A $600 million credit union that has been with FIA Card Services ended an agent-issuing card relationship with that organization and is launching an agent-issuing program with Elan Financial Services.
FIA Card Services is the card-issuing arm of Bank of America, and Elan Financial Services is a subsidiary of US Bancorp.
The Franklin Mint Federal Credit Union , headquartered in Broomall, Pa., had between 8,000 and 9,000 card accounts with FIA. The credit union has 65,000 members.
“We are excited to partner with Franklin Mint Federal Credit Union and to continue to provide its members with a compelling card program,” said Jeff Chernivec, senior vice president at Elan Financial Services.
“We are very impressed with Elan's ability to be transparent in providing best-in-class support for both employees and members,” said Allan Stevens, FMFCU vice president. “We look forward to using Elan's in-branch promotions and incentives, which we think will be key factors in communicating the member value associated with these card products.”
The switch is notable for several reasons, not least the amount of time Franklin had with FIA.
Franklin Mint sold its card portfolio to MBNA in 2005 just before Bank of America purchased MBNA and turned it into FIA Card Services. At that time, the credit union expressed confidence in the firm and said it would not attempt to change its contract even though Bank of America, not MBNA, was going to be its issuing partner.
But the Bank of America's relationship was never a perfect fit for the CU, although Franklin Mint was pleased with the relationship overall, according to Stevens.
He did not go into detail about the ways the FIA relationship did not fit as well as it might, but the giant card issuer signaled early on that it was not as interested in agent card-issuing relationships with small- and medium-sized credit unions as MBNA had been. At one point, FIA executives confirmed that the large card issuer was not going to buy credit union card portfolios below a certain size, largely on the grounds they were not big enough to justify the conversion costs.
Stevens explained that Franklin Mint had been looking at Elan as a potential issuing partner as part of its process to consider renewing the contract with FIA. “We sold the portfolio in 2005, so our contract was coming up this year,” Stevens said. “We had considered Elan a little bit when we had been looking at the first sale but then gave them a second, closer look this time after we heard good things about Elan,” he added.
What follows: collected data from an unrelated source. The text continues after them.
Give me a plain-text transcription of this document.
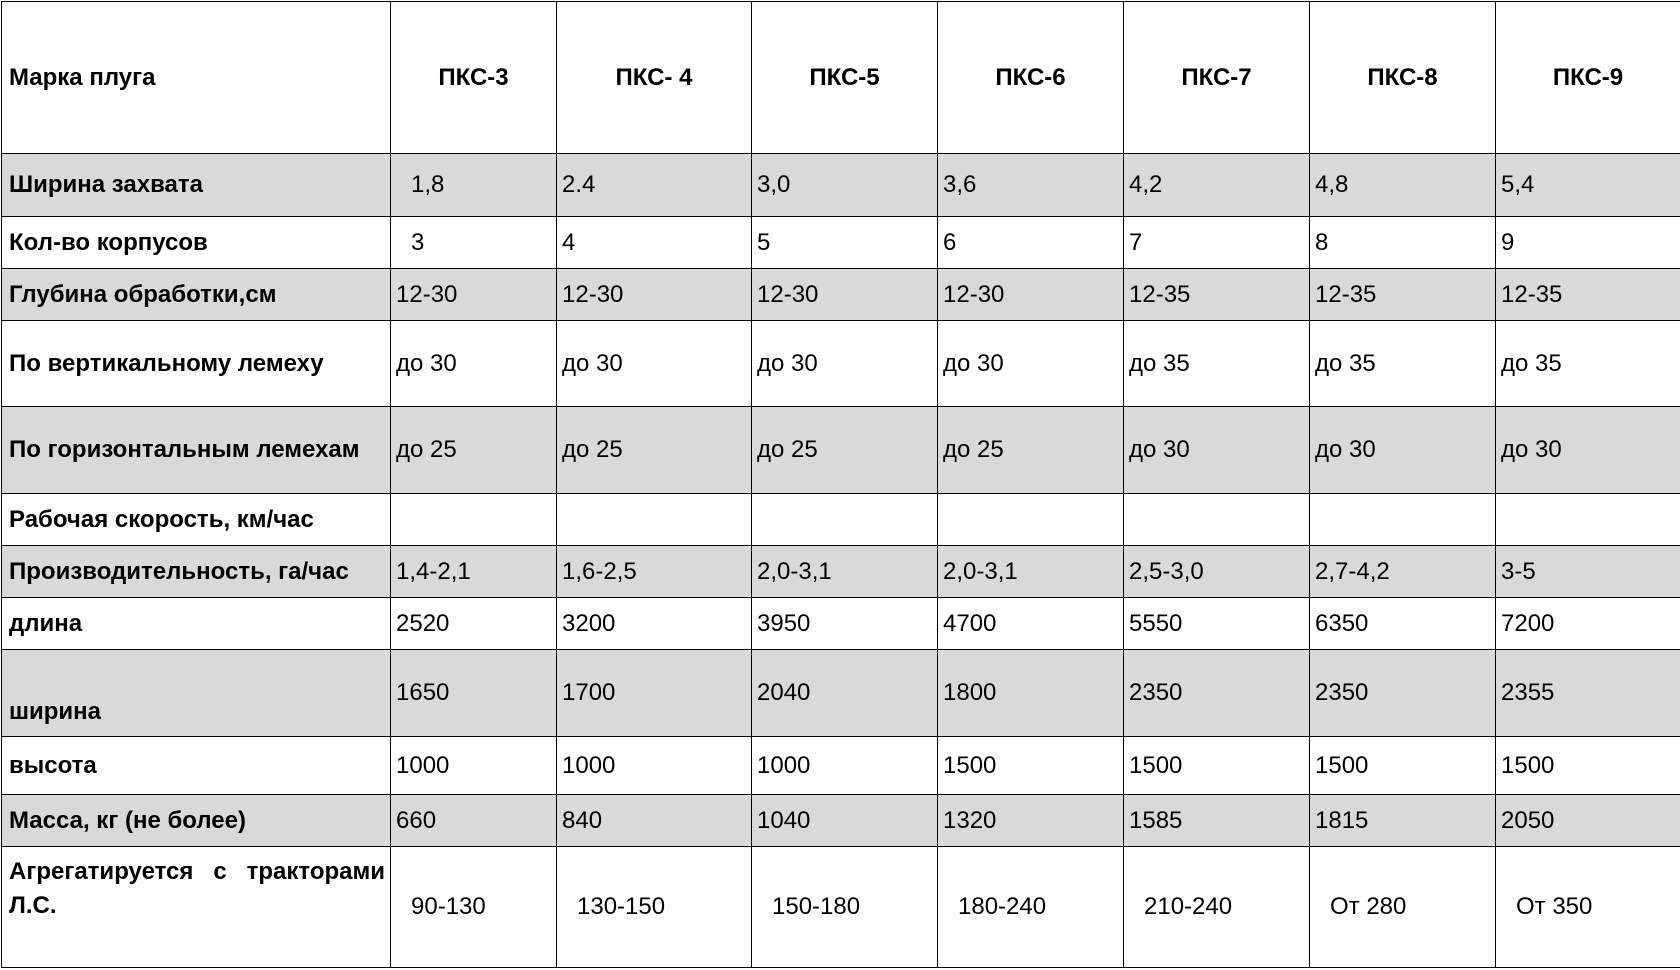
Марка плуга	ПКС-3	ПКС- 4	ПКС-5	ПКС-6	ПКС-7	ПКС-8	ПКС-9
Ширина захвата	1,8	2.4	3,0	3,6	4,2	4,8	5,4
Кол-во корпусов	3	4	5	6	7	8	9
Глубина обработки,см	12-30	12-30	12-30	12-30	12-35	12-35	12-35
По вертикальному лемеху	до 30	до 30	до 30	до 30	до 35	до 35	до 35
По горизонтальным лемехам	до 25	до 25	до 25	до 25	до 30	до 30	до 30
Рабочая скорость, км/час							
Производительность, га/час	1,4-2,1	1,6-2,5	2,0-3,1	2,0-3,1	2,5-3,0	2,7-4,2	3-5
длина	2520	3200	3950	4700	5550	6350	7200
ширина	1650	1700	2040	1800	2350	2350	2355
высота	1000	1000	1000	1500	1500	1500	1500
Масса, кг (не более)	660	840	1040	1320	1585	1815	2050
Агрегатируется с тракторами Л.С.	90-130	130-150	150-180	180-240	210-240	От 280	От 350
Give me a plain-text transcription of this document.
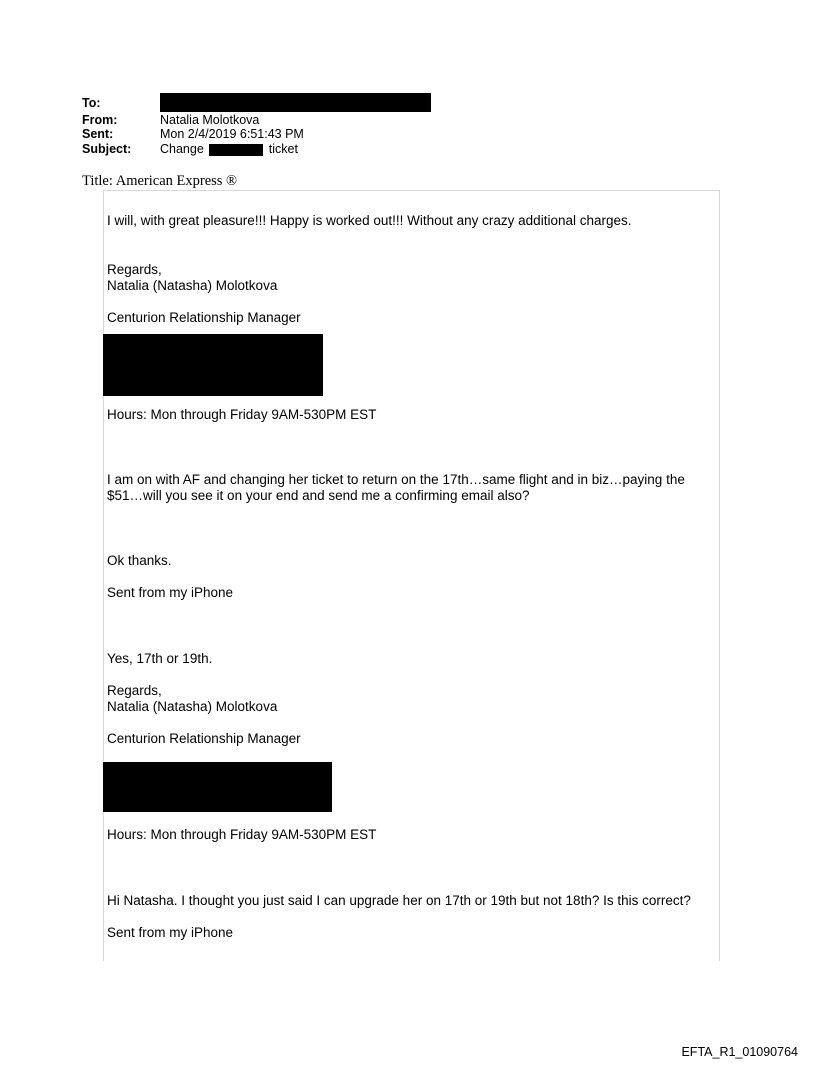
To:
From:	Natalia Molotkova
Sent:	Mon 2/4/2019 6:51:43 PM
Subject: Change	ticket
Title: American Express ®
I will, with great pleasure!!! Happy is worked out!!! Without any crazy additional charges.
Regards,
Natalia (Natasha) Molotkova
Centurion Relationship Manager
Hours: Mon through Friday 9AM-530PM EST
I am on with AF and changing her ticket to return on the 17th…same flight and in biz…paying the
$51…will you see it on your end and send me a confirming email also?
Ok thanks.
Sent from my iPhone
Yes, 17th or 19th.
Regards,
Natalia (Natasha) Molotkova
Centurion Relationship Manager
Hours: Mon through Friday 9AM-530PM EST
Hi Natasha. I thought you just said I can upgrade her on 17th or 19th but not 18th? Is this correct?
Sent from my iPhone
EFTA_R1_01090764
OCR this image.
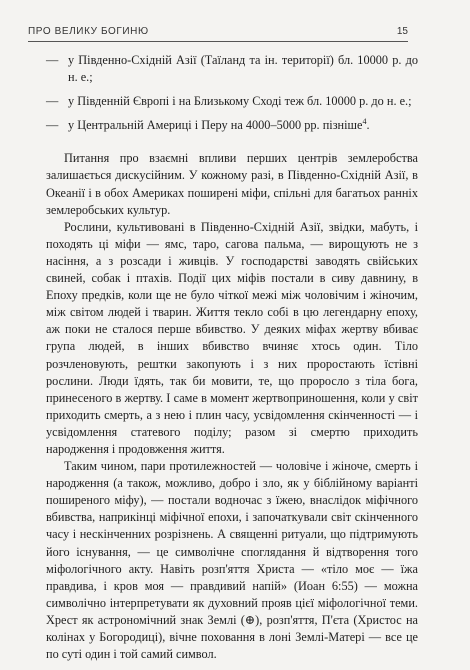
ПРО ВЕЛИКУ БОГИНЮ	15

— у Південно-Східній Азії (Таїланд та ін. території) бл. 10000 р. до н. е.;

— у Південній Європі і на Близькому Сході теж бл. 10000 р. до н. е.;

— у Центральній Америці і Перу на 4000–5000 рр. пізніше$^4$.

Питання про взаємні впливи перших центрів землеробства залишається дискусійним. У кожному разі, в Південно-Східній Азії, в Океанії і в обох Америках поширені міфи, спільні для багатьох ранніх землеробських культур.

Рослини, культивовані в Південно-Східній Азії, звідки, мабуть, і походять ці міфи — ямс, таро, сагова пальма, — вирощують не з насіння, а з розсади і живців. У господарстві заводять свійських свиней, собак і птахів. Події цих міфів постали в сиву давнину, в Епоху предків, коли ще не було чіткої межі між чоловічим і жіночим, між світом людей і тварин. Життя текло собі в цю легендарну епоху, аж поки не сталося перше вбивство. У деяких міфах жертву вбиває група людей, в інших вбивство вчиняє хтось один. Тіло розчленовують, рештки закопують і з них проростають їстівні рослини. Люди їдять, так би мовити, те, що проросло з тіла бога, принесеного в жертву. І саме в момент жертвоприношення, коли у світ приходить смерть, а з нею і плин часу, усвідомлення скінченності — і усвідомлення статевого поділу; разом зі смертю приходить народження і продовження життя.

Таким чином, пари протилежностей — чоловіче і жіноче, смерть і народження (а також, можливо, добро і зло, як у біблійному варіанті поширеного міфу), — постали водночас з їжею, внаслідок міфічного вбивства, наприкінці міфічної епохи, і започаткували світ скінченного часу і нескінченних розрізнень. А священні ритуали, що підтримують його існування, — це символічне споглядання й відтворення того міфологічного акту. Навіть розп'яття Христа — «тіло моє — їжа правдива, і кров моя — правдивий напій» (Иоан 6:55) — можна символічно інтерпретувати як духовний прояв цієї міфологічної теми. Хрест як астрономічний знак Землі (⊕), розп'яття, П'єта (Христос на колінах у Богородиці), вічне поховання в лоні Землі-Матері — все це по суті один і той самий символ.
But the decision had become clearer after FIA told Franklin Mint that it would not be interested in acquiring a 1,700-card portfolio that Franklin Mint had taken on when it merged a smaller CU, Stevens explained. FIA's refusal to take on the 1,700 cards when it already had between 8,000 and 9,000 cards helped the CU better understand the relationship.
“We concluded that FIA was really a better fit for us,” Stevens said.
The Franklin move caps what observers have called a mini-trend among some CUs that wind up either going back into card issuing or switching their agent issuing partner at the end of their contracted period.
The number of credit unions who leave their first agent partner is small but not a fluke, according to one card industry executive. “It's definitely a minority, but it's a persistent minority” among credit unions that sold their cards to agent issuers, said an executive familiar with the industry. The executive declined to be quoted by name to protect relationships with both credit unions and card issuers.
Further, the reasons a credit union and an issuer might split are as varied as a shift in business models over the last five years, a change in leadership on the part of the CU or the agent issuer or any number of problems, the executive said.
Another card issuing executive observed that it seemed like Bank of America might be getting out of agent issuing with credit unions, a suggestion that Bank of America spokesman Betty Reese denied. “We are definitely interested in working with credit unions and remain committed to our credit union partnerships,” Reese said, while declining to comment on the Franklin Mint Credit Union move.
But another credit card industry executive who declined to be named because he was not authorized to talk to the press said he perceived some “drift” at FIA when it comes to contract renewals. If a credit union agent-issuing contract was allowed to roll over, FIA was fine with that, the executive commented. But if there was a problem or a major change needed, Bank of America might let the contract go.
Willie Koo, CEO of Asset Exchange, a credit union card consultant and brokerage that is a subsidiary of card processor FIS, declined to speak to the Franklin Mint decision but expressed no surprise that it had decided to switch.
Koo said that the firm, so far, had identified 22 credit unions that had sold their card portfolios in 2005 that had gone back into card issuing. Of those 22, he said, 17 declined to renew their agent-issuing agreements and had returned to card issuing.
Koo estimated that the numbers may continue to rise as well. Many of the credit unions that sold their card portfolios did so between 2005 and 2007 and any of those contracts will come up for renewal in the next year to 18 months, Koo observed.
“Credit unions owe it to themselves and their members to pull those contracts down from the shelf and take a good look at them,” Koo said. “Don't wait until the last month when you get a letter from the issuing partner that said the contract will roll over in another month.”